Get started Bring yourself up to speed with our introductory content.

Why voice interfaces remain challenging

Voice recognition in the form of interfaces like Amazon Echo, Google Home and Siri from Apple is quickly becoming ubiquitous as part of smart home IoT setups. “Alexa, turn on the bedroom light.” It’s hardly a stretch to imagine that they’ll find their ways into IoT architectures designed for industrial monitoring and control as well. As a recent issue of The Economist noted, “Using it is just like casting a spell: say a few words into the air, and a nearby device can grant your wish.”

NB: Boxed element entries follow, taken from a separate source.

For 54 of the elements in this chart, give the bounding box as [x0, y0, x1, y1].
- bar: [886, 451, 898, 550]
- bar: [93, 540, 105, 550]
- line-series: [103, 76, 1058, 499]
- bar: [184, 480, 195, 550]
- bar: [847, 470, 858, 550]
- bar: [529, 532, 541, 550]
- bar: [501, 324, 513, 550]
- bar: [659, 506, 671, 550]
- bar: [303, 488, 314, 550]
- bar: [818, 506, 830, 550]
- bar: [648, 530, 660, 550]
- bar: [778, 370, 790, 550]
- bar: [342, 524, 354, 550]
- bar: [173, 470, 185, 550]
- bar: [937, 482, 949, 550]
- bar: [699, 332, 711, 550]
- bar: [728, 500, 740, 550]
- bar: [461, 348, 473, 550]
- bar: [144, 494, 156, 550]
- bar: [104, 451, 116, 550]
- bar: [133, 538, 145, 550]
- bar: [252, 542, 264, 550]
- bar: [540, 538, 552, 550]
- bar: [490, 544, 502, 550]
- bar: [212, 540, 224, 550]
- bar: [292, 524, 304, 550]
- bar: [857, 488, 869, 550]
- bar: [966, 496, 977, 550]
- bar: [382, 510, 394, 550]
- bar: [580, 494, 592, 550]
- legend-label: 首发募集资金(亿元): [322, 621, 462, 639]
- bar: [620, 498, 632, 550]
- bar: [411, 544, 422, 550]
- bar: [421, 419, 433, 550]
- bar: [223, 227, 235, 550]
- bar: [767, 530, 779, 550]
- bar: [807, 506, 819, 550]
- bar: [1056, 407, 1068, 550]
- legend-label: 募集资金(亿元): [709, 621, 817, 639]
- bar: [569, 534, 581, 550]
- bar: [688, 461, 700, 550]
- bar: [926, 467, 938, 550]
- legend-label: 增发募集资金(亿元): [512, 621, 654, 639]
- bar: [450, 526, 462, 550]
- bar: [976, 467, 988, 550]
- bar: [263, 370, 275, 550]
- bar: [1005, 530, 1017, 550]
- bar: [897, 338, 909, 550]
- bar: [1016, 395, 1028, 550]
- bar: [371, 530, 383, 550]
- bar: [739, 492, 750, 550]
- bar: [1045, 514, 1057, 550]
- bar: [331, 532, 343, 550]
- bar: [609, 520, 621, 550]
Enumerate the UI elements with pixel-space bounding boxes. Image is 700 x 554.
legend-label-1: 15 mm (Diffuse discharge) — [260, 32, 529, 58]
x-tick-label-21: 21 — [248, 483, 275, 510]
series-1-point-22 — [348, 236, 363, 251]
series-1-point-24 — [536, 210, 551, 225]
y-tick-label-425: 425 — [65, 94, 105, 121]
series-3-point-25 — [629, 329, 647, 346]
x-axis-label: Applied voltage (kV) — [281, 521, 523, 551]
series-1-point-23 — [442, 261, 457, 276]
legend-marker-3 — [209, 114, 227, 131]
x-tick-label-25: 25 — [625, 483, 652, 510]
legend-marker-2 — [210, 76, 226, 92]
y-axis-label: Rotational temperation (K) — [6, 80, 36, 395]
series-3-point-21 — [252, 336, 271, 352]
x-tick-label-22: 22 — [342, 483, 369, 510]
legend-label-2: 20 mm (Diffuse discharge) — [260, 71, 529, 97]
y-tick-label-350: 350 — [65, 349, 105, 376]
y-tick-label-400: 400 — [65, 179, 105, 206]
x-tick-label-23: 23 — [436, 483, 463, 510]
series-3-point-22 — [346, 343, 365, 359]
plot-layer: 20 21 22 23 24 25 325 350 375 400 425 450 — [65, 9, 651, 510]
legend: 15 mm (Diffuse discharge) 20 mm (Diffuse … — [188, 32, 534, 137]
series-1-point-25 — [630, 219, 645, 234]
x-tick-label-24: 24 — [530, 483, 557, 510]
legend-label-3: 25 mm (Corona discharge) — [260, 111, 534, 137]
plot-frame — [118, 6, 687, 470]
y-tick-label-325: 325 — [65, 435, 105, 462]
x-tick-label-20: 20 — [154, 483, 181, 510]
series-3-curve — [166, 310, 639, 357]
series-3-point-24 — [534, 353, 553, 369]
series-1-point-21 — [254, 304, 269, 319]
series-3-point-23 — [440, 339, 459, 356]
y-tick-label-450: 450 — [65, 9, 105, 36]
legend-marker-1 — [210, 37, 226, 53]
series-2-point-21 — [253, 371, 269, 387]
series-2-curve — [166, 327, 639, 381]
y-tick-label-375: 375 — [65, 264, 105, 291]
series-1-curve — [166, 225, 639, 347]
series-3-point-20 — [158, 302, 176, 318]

Voice recognition vs. natural language processing

Most people find that Echo-like devices with multiple microphones, noise-canceling technology and a broadband internet connection have become quite good at recognizing spoken words. They’re not perfect, but they get things mostly right even in a noisy environment. This is a big change from the days when even after training a system to understand a particular speaker, the accuracy remained low enough that voice interfaces usually weren’t very useful.

However, voice control also has negative parallels to the aforementioned wizard’s incantations; get them a little bit wrong and the results can be unexpected. That’s because the machine-learning (and associated computer science) advances that underpin voice recognition improvements haven’t yet led to equally broad improvements in understanding the intent and meaning of a sequence of words, i.e., natural language processing.

While the field has advanced considerably — consider IBM’s Watson playing Jeopardy — anyone who has tried to use voice control for anything complicated has experienced the confusion that often results from going off script.


The need to stick close to a script is limiting, in part, because voice isn’t a very discoverable interface. It’s a lot more like a command line with a blinking cursor than a graphical user interface with menu items and other on-screen prompts that explicitly lead you through permissible actions. Indeed, voice is arguably worse than a command line; with a command line, you can at least glance through help screens quickly. When we speak, we depend on succinct and immediate feedback if a word isn’t understood or some part of a request doesn’t make sense. Computers are generally far less good at deriving meaning from context and parsing freeform speech that doesn’t conform to a particular format or script.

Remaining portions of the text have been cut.